The following summary of Farm Doc Daily’s May 21 article offers interesting insight into the world corn market as well as supply and demand fluctuations that will impact price.
An increase in export demand for corn is certainly one of the most realistic means to increase demand and have a positive impact on farm prices, which are now well below the cost of production.
For a background on the following summary points, read the full article here.
U.S. consumption of corn other than via ethanol has grown by little since the late 1990s. A key strategic question emerges for the U.S. corn sector: Is it time to diversify its strategy for future growth in demand?
If growth in U.S. consumption of corn more closely resembles the growth of non-ethanol consumption from 1996-2000 through 2010-2014, then U.S. acres of corn may need to decline since the increase in consumption can be met by the annual increase in U.S. corn yields. Such a situation could put sustained downward pressure on U.S. corn prices and bears watching.
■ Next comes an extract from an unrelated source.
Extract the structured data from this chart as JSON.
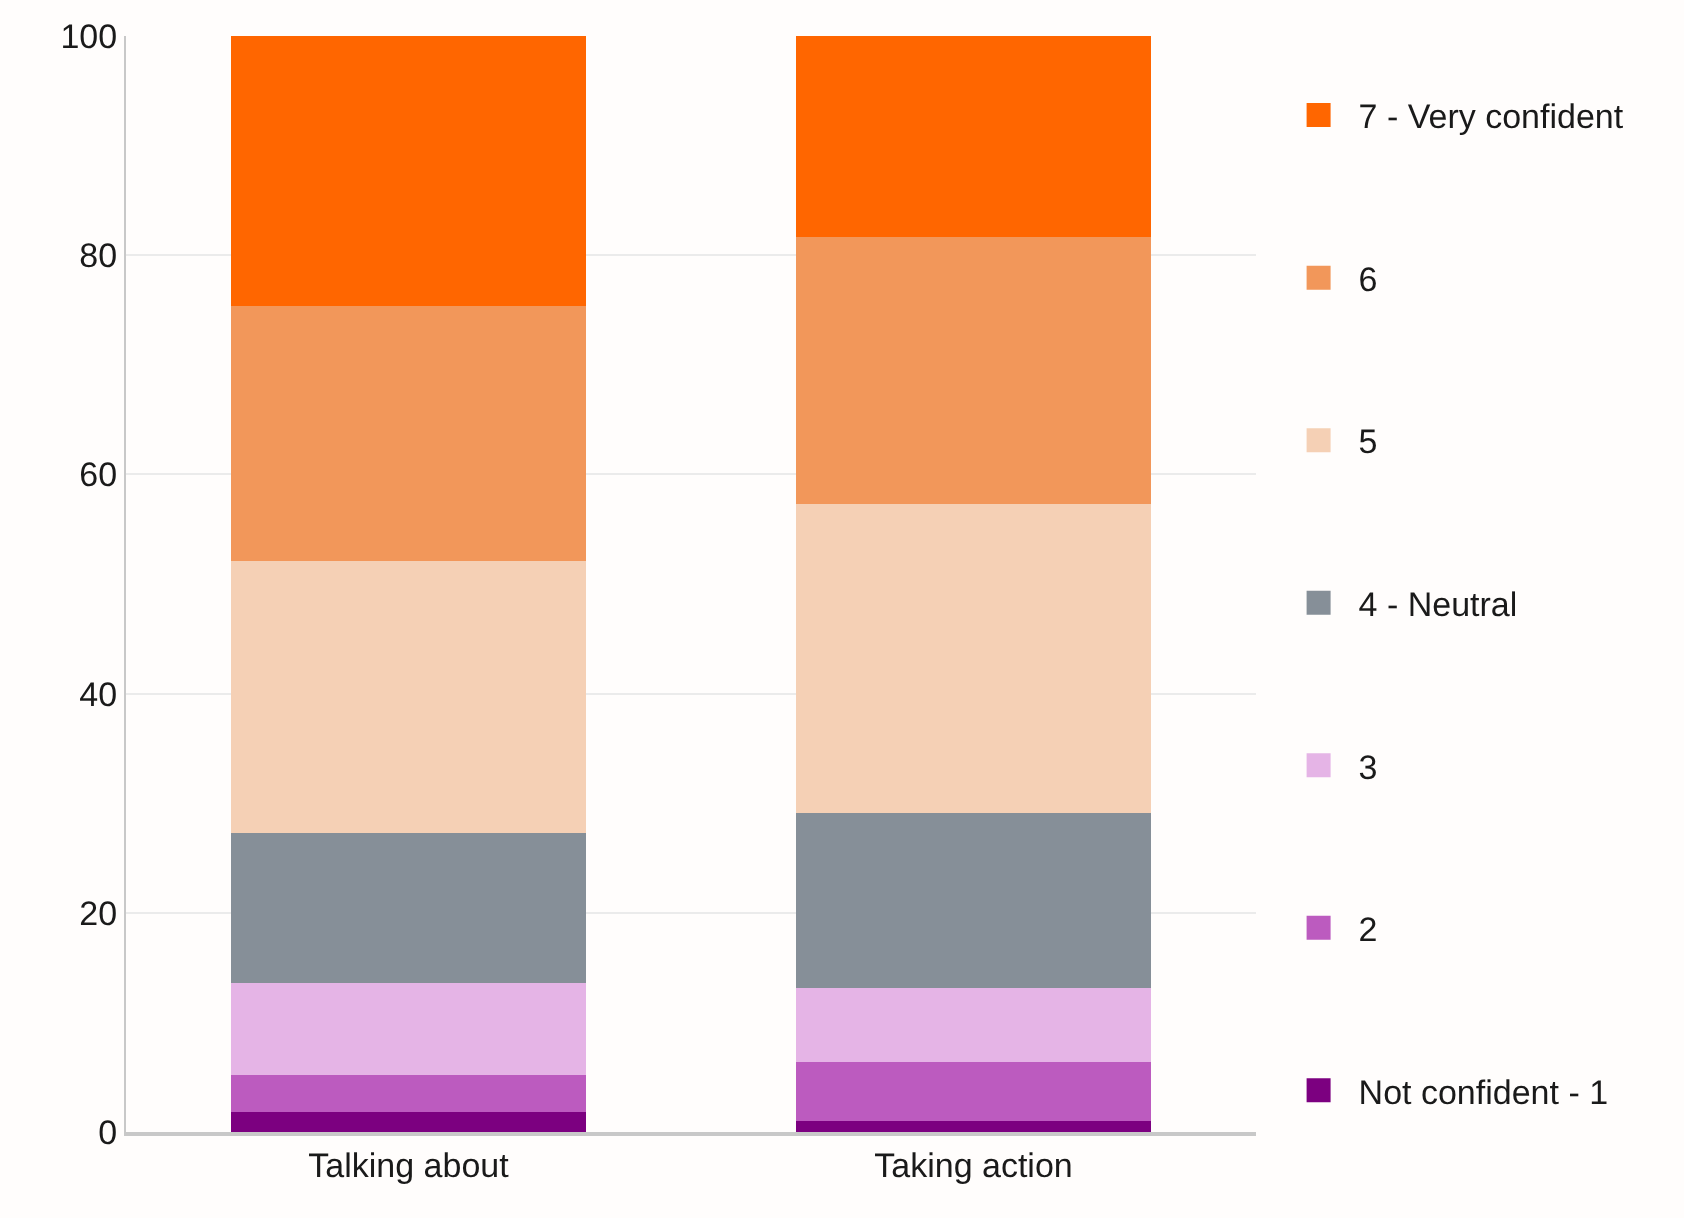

Response of U.S. consumption to lower prices will depend on what acres of corn does in the rest of the world since this directly impacts U.S. exports of corn. China appears to be committed at present to increasing acres planted to corn to try to minimize the loss of domestic food security in its feed grain market. The large role played by yield in the recent increase in production in Argentina and, especially, Brazil suggests these South American countries have improved their competitive advantage relative to the U.S., making them even more of an export competitor, everything else assumed the same. If this assessment is correct, it would mean that the recent period of farm prosperity produced a result similar to that of the 1970 period of prosperity, except that the crop involved is corn now vs. soybeans in the 1970s. The previous discussion in this bullet suggests a critical question confronting the U.S. corn market specifically and the price of corn more broadly is how does corn acreage in Russia and the Ukraine change relative to the U.S.?
It is useful to put the strategic perspective of this article into the context of USDA's early forecast for the U.S.'s 2015-2016 crop year relative to the 2014-2015 crop year contained in the recent May 2015 World Agricultural Supply and Demand Estimates Report. USDA forecasts a 138 million bushel increase in total U.S. corn disappearance. Such an estimate is approximately half way between the two increases in U.S. consumption discussed above. The increase comes from an increase in exports and domestic feed and residual use. USDA forecasts a 1.4 million acre decline in harvested acres and projects a 4.2 bushel decline in harvested yield. The cumulative net impact is a 100 million decline in ending stocks. The projections with regard to consumption are clearly not unreasonable, especially given the decline that has occurred in corn prices over the last couple of years. While clearly weather and acreage decisions will have a big impact as the crop year progresses, the strategic environment discussed above will also exert its influence. As with any analysis, the strategic assessment above is uncertain. Monitoring its evolution over the next two or so years, especially in regard to U.S. consumption and corn acreage around the world, will be critical to understanding the future of corn prices and the role that U.S. corn will play in the world corn market in the coming years.